Surprisingly, there aren’t that many big action scenes in the film because, as I previously mentioned, the film takes its time with slower, more thoughtful moments. It isn’t afraid to get funny, charming, and even romantic.
 
Speaking of romance, Chris Pine playing Steve Trevor is pretty great in this film. One of his best performances and his script doesn’t let him down. He is part romance-guy and he is part comic relief, but these roles don’t define his character. He’s not in charge of his team-up with Wonder Woman but he’s also not her side-kick. This movie gives us a budding romance between two equals. Well, as equal as a guy can be against Wonder Woman…
 
That’s a lot of words without much story overview. Basic premise is that Dianna grows up on the Amazon island of Themyscura where they train for the day they will confront the Greek god Ares (God of War). Into their idyllic paradise, Steve Trevor crashes and brings news of The Great War to them… the War to End All Wars.

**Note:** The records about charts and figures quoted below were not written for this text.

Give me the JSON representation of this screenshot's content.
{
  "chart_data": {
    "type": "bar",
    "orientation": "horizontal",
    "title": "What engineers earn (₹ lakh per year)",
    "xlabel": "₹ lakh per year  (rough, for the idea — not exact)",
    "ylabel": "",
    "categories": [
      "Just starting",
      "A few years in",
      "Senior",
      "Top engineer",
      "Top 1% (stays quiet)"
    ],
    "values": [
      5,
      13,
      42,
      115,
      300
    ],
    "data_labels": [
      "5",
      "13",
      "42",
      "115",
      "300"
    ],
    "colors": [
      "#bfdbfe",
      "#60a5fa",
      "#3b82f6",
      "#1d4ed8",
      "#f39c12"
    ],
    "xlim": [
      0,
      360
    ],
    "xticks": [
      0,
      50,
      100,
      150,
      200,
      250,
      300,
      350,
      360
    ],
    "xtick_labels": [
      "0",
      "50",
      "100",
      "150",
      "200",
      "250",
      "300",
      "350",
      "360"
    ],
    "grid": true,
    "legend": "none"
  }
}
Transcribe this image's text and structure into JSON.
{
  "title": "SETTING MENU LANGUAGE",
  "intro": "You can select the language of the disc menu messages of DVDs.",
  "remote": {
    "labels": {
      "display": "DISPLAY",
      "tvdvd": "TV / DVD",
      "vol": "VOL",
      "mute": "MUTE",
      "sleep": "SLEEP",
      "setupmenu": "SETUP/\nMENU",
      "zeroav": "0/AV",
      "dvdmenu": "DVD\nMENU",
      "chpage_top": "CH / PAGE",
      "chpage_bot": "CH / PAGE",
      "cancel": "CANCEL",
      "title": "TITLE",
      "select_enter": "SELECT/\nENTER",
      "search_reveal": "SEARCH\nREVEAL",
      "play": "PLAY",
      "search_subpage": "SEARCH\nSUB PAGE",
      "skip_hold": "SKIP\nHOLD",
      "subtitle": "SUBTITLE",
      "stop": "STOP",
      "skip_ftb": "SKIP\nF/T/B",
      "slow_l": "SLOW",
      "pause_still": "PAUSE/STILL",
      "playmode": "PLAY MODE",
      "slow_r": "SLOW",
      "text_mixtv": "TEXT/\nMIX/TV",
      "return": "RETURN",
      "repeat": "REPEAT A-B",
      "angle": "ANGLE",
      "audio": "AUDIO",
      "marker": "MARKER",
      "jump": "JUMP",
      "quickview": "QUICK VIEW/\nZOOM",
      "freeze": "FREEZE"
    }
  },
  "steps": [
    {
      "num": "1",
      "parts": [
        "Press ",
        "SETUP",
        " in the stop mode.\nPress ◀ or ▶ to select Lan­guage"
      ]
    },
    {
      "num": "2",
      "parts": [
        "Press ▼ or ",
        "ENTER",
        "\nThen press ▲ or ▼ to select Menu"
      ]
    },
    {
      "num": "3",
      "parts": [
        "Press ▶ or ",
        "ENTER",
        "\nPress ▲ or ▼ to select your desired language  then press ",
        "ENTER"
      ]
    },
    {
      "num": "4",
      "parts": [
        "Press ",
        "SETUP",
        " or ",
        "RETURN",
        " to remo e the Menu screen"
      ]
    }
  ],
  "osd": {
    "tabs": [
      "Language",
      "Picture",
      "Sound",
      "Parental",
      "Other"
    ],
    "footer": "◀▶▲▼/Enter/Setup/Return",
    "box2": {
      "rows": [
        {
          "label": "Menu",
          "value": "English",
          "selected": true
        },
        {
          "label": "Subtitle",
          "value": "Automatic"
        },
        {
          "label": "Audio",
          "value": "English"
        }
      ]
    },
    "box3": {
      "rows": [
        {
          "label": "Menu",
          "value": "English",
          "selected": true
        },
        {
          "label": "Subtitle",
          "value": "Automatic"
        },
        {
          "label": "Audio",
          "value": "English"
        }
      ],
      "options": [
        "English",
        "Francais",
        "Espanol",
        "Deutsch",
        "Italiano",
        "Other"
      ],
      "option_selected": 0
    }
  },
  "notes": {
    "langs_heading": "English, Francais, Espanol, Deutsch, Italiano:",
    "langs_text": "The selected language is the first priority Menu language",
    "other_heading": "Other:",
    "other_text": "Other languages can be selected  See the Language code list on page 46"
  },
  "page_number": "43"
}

Diana travels with him to Europe in order to confront the only man who could be responsible for the nightmare: Ares. Steve Trevor doesn’t quite believe this whole story… but he doubts it in a way that gently pokes fun at the Paradise Island setup. But the important thing is, it doesn’t hate that setup. This isn’t one of those movies that detests its own characters and back story (looking at you, Lone Ranger).
 
And, finally, the movie manages to tell its own story with only bookends to tie it into the other DC movies. It appears they learned their lesson of not shoehorning in a bunch of connections and tie-ins to future films. The intro sequence does give us a reminder of Batman v Superman but otherwise it is allowed to stand on its own.
 
OK, so this is a strong recommendation. My only major complaint is that the film doesn’t go from really good to great over things it didn’t quite hit out of the park. Thing is, I can completely agree with someone who disagrees with me and thinks it all works. I suspect I might enjoy the movie better on second viewing. I look forward to it.